How to hoax a hacker?

0
113

• The ‘honeypot passwords’ that could keep your online account safe

Researchers say it is the first of a new breed of encyrption tools designed to trick hackers.

‘Decoys and deception are really underexploited tools in fundamental computer security,’ Ari Juels, an independent researcher who was previously chief scientist at computer security company RSA, told MIT Technology Review.

Together with Thomas Ristenpart of the University of Wisconsin, he has developed a new encryption system with a trick up its sleeve.
It gives encrypted data an additional layer of protection by serving up fake data in response to every incorrect guess of the password or encryption key.

If the attacker does eventually guess correctly, the real data should be lost amongst the crowd of spoof data, the researchers say.

“Honeywords are a defense against stolen password files,’ they wrote.

‘Specifically, they are bogus passwords placed in the password file of an authentication server to deceive attackers.

‘Honeywords resemble ordinary, user-selected passwords.
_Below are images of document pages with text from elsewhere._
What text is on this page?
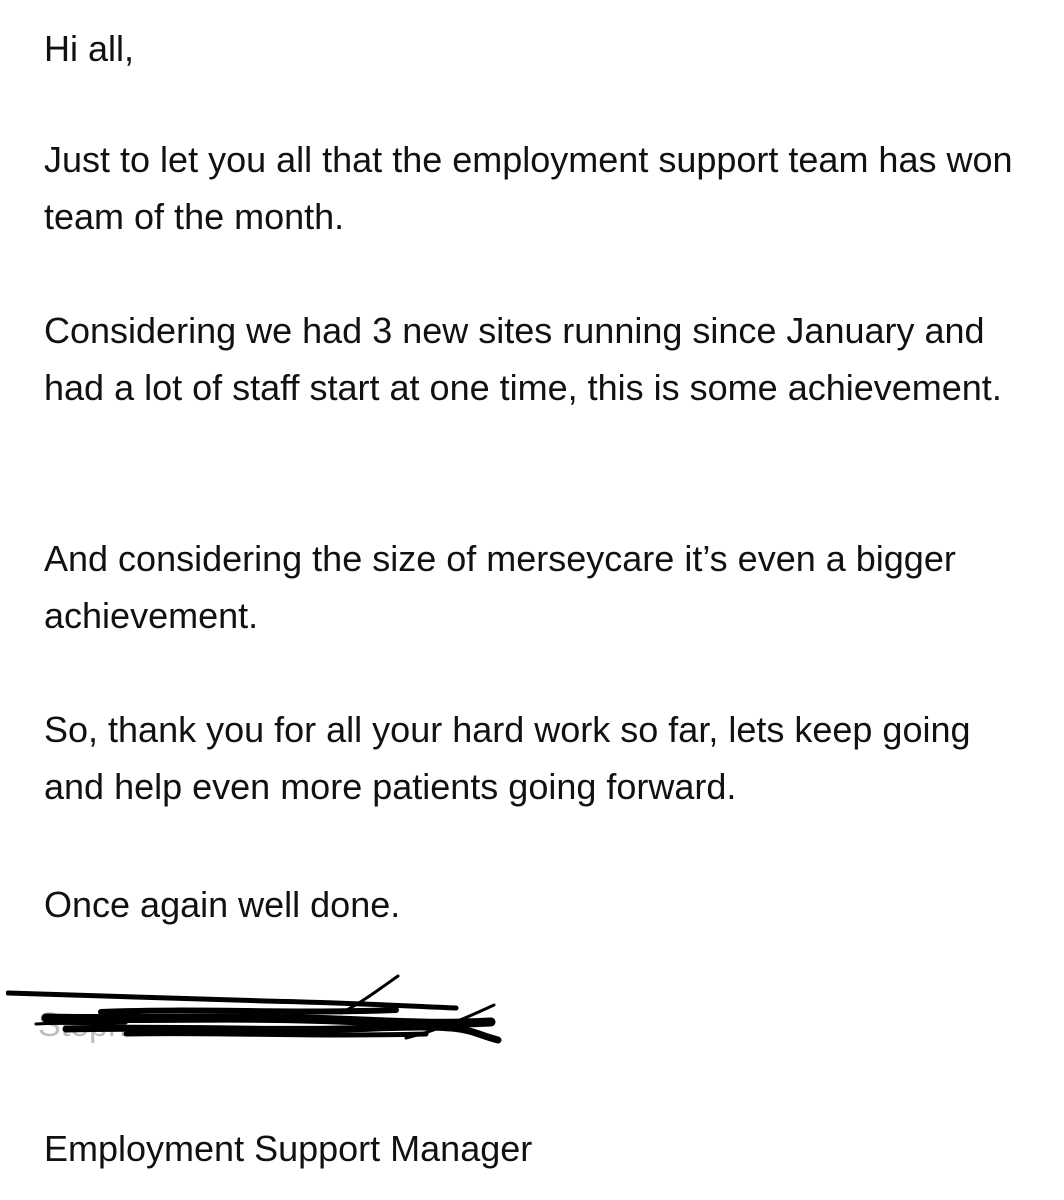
Hi all,

Just to let you all that the employment support team has won team of the month.

Considering we had 3 new sites running since January and had a lot of staff start at one time, this is some achievement.

And considering the size of merseycare it’s even a bigger achievement.

So, thank you for all your hard work so far, lets keep going and help even more patients going forward.

Once again well done.

Employment Support Manager

Steph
It’s hard therefore for an attacker that steals a honeyword-laced password file to distinguish between honeywords and true user passwords.
The new approach could be valuable given how frequently large encrypted password files appear to fall into the hands of criminals.

Almost 150 million usernames and passwords were taken from Adobe servers in October 2013, for example, and Target was among those worst hit by a more recent breach.

Currently hackers use software to guess thousands of passwords.
Current systems just produce junk code when an attempt is in correct.

The new system however, simply generates a piece of fake data resembling the true data.

If an attacker used software to make 10,000 attempts to decrypt a credit card number, for example, they would get back 10,000 different fake credit card numbers, the team says.